In the general election, Ritner was opposed by the Democratic nominee, Joseph N. Scott. Ritner lost the general election to Scott, who received 3,872 votes against his 3,768 votes. The prison pardons Ritner had handed out while serving as acting governor in 1922 came up during the campaign. The media blamed Ritner loss on the pardons controversy.

After losing the election, Ritner returned to his Umatilla County farm and continued his civic work in the Pendleton area. However, he remained interested and active in state politics. In 1928, Ritner decided to run against the incumbent Democrat, Joseph Scott, for the District 22 House seat. However, Ritner withdrew from the state House race at the last minute when Congressman Nicholas J. Sinnott resigned on short notice to take a federal judge position.

Sinnott's resignation left Oregon's 2nd congressional district vacant with no Republican candidates on the primary ballot. As a result, Republicans who were interested in the second congressional district seat needed to seek write-in votes and that is what Ritner did. He asked his supporters to write-in his name for the open congressional seat in the Republican primary. Ritner's write-in campaign placed him second in the race for the Republican nomination for the second congressional district seat. Robert R. Butler won the nomination with 4,244 write-in votes, followed by Ritner with 2,158 votes. The others eight write-in candidates trailed far behind Butler and Ritner.

== Later life ==

Ritner remained engaged in state politics and agricultural affairs. He was a spokesman for several agriculture groups. In early 1929, Ritner was elected president of the Eastern Oregon Wheat League. Later that year, he was elected to the North Pacific Grain Growers board of directors. He also remained interested in Republican politics. For example, he attended a large eastern Oregon Republican conference in 1930.

In 1936, Ritner announced another run for Oregon's 2nd congressional district. Ritner and four other Republicans competed for the nomination. The other four were C. D. Nickelson of Hood River, Clarence Phillips of Burns, R. A. Tull of La Grande, and Phil Yates of Pendleton. Walter M. Pierce and Clint Haight competed for the Democratic nomination. Ritner won the Republican primary with 7,329 votes. Nickleson was second with 6,569 votes, followed by Phillips with 3,817, Tull with 2,653, and Yates with 2,395 votes. In the Democratic primary, Pierce won with 10,111 votes over Haight who got 7,235 votes. In the general election, Pieces won re-election by a wide margin over Ritner, receiving 46,752 votes against Ritner's 21,763 votes.
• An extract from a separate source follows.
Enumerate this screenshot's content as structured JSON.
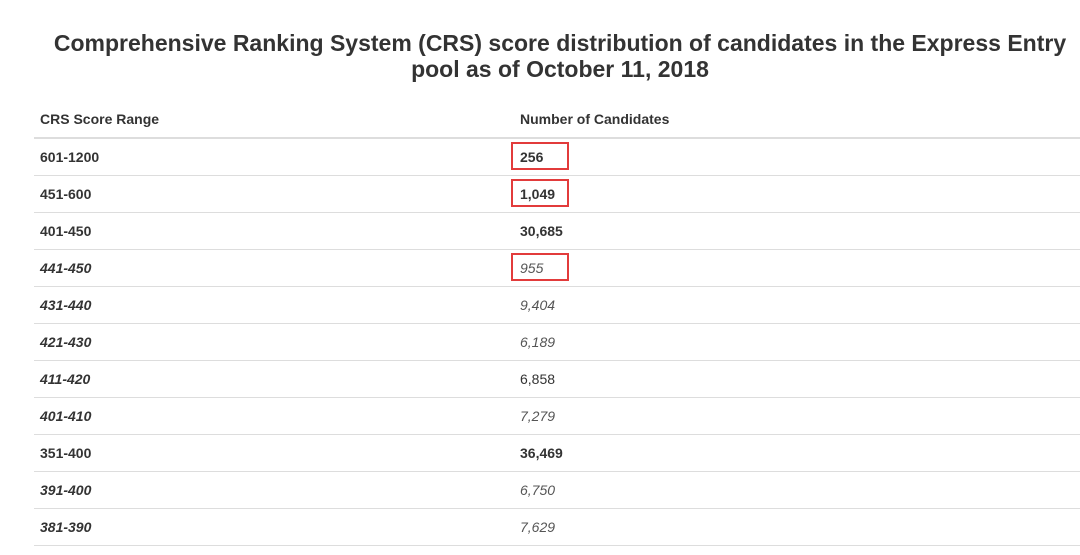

In 1940, Ritner once again filed for the Republican nomination for Oregon's 2nd congressional district seat. He faced Rex Ellis of Pendleton in the Republican primary, while incumbent Walter Pierce was unopposed in the Democratic primary. Ellis defeated Ritner in the Republican primary. Ellis received 11,247 votes while Ritner fell short with 10,391.

In his later years, Ritner was secretary of the Pendleton Chamber of Commerce, serving in that position from 1932 to 1941. He served as secretary of the Oregon Farm Bureau beginning in 1941 and was vice president of the Rodeo Association of America. In addition, he continued as the Pendleton Round-Up's business manager until his death.

Ritner died in a Pendleton hospital on December 3, 1942, after a paralytic stroke. He was 75 years old at the time of his death. His funeral service was held in Pendleton on December 5, 1942. Members of the Pendleton Round-Up Association were pallbearers at the funeral.